Nerfing High-sec is never the answer. It is the question. The answer is 'YES'.

Johan Toralen
IIIJIIIITIIII
#4 - 2013-06-12 16:16:40 UTC
While i fully agree with all your points i disagree with the r64 idea. I'm an explorer 40 jumps into hostile space in a specialized ship with small cargo hold. It wouldn't do anything for me. To the contrary then the locals would create much more competition, not just the frig explorers.

Creating more demand for the loot is a tricky thing. It would just move the "suffering" on someone elses shoulders. I think either CCP has to come up with something completely new that doesn't meddle too much with existing markets or return the profession to the niche that it used to be.
Andrew Indy
Cleaning Crew
#5 - 2013-06-13 04:35:58 UTC
Andrew Gaspurr wrote:


As to exploration in general:
I don't know how people jump to the conclusion that everything has become worthless.

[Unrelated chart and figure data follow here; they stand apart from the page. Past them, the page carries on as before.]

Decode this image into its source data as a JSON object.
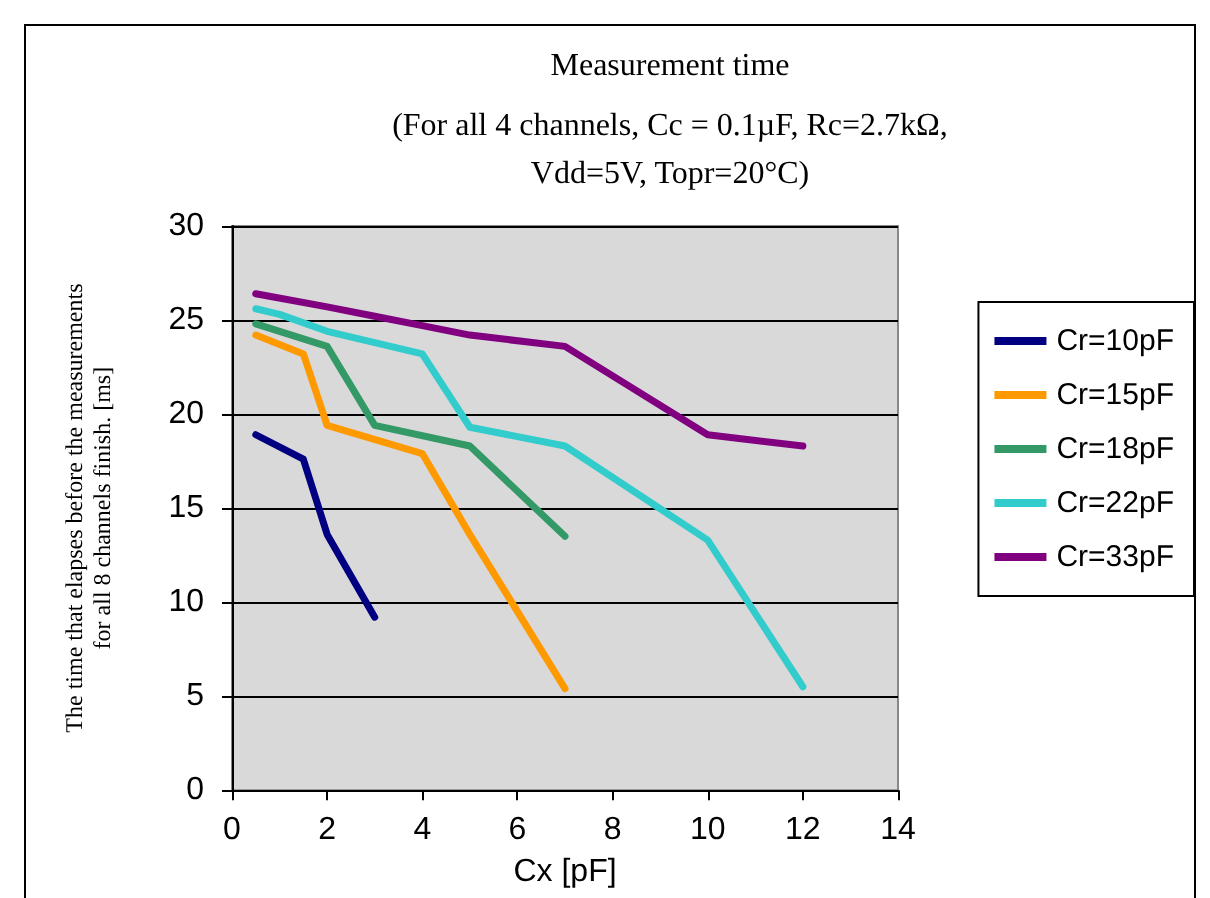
{
  "chart_data": {
    "type": "line",
    "title": "Measurement time",
    "subtitle": "(For all 4 channels, Cc = 0.1µF, Rc=2.7kΩ,\nVdd=5V, Topr=20°C)",
    "xlabel": "Cx [pF]",
    "ylabel": "The time that elapses before the measurements\nfor all 8 channels finish. [ms]",
    "xlim": [
      0,
      14
    ],
    "xticks": [
      0,
      2,
      4,
      6,
      8,
      10,
      12,
      14
    ],
    "ylim": [
      0,
      30
    ],
    "yticks": [
      0,
      5,
      10,
      15,
      20,
      25,
      30
    ],
    "grid": "y",
    "legend": "right",
    "marker": "none",
    "line_style": "solid",
    "series": [
      {
        "name": "Cr=10pF",
        "color": "#000080",
        "x": [
          0.5,
          1.5,
          2,
          3
        ],
        "values": [
          18.9,
          17.6,
          13.6,
          9.2
        ]
      },
      {
        "name": "Cr=15pF",
        "color": "#ff9900",
        "x": [
          0.5,
          1.5,
          2,
          4,
          5,
          7
        ],
        "values": [
          24.2,
          23.2,
          19.4,
          17.9,
          13.6,
          5.4
        ]
      },
      {
        "name": "Cr=18pF",
        "color": "#339966",
        "x": [
          0.5,
          2,
          3,
          5,
          7
        ],
        "values": [
          24.8,
          23.6,
          19.4,
          18.3,
          13.5
        ]
      },
      {
        "name": "Cr=22pF",
        "color": "#33cccc",
        "x": [
          0.5,
          1,
          2,
          4,
          5,
          7,
          10,
          12
        ],
        "values": [
          25.6,
          25.3,
          24.4,
          23.2,
          19.3,
          18.3,
          13.3,
          5.5
        ]
      },
      {
        "name": "Cr=33pF",
        "color": "#800080",
        "x": [
          0.5,
          2,
          3,
          4,
          5,
          7,
          10,
          12
        ],
        "values": [
          26.4,
          25.7,
          25.2,
          24.7,
          24.2,
          23.6,
          18.9,
          18.3
        ]
      }
    ]
  }
}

I mentioned it in another post already, but finding the right people for those rather specific items from explo sites is part of the buisness, just like finding fences after robbing a museum.
Of course many players are trying out exploration right now, so close after Odyssey's release. But these numbers will decrease again with people deciding whether it's worth bothering or not.
.


I agree with the possible decrease in explorers in the next few months however you you cant deny the current drop in price on Relic/Data items. Have you seen the price of decrytors lately, they have drop by like 75%.

DS stuff seems to be fine though, people always want shiny stuff.
S Byerley
The Manhattan Engineer District
#6 - 2013-06-13 04:51:45 UTC
I think you missed a huge pro to your escalation mechanic suggestion: it discourages cherrypicking

I'm not sure I'm a big fan of the hauling thing for the reasons Johan mentioned.
Vladimir Norkoff
Income Redistribution Service
#7 - 2013-06-13 06:15:44 UTC
Hacking/Archaeology escalations would be pretty cool. Tying it in to R64 moon goo.... not so much.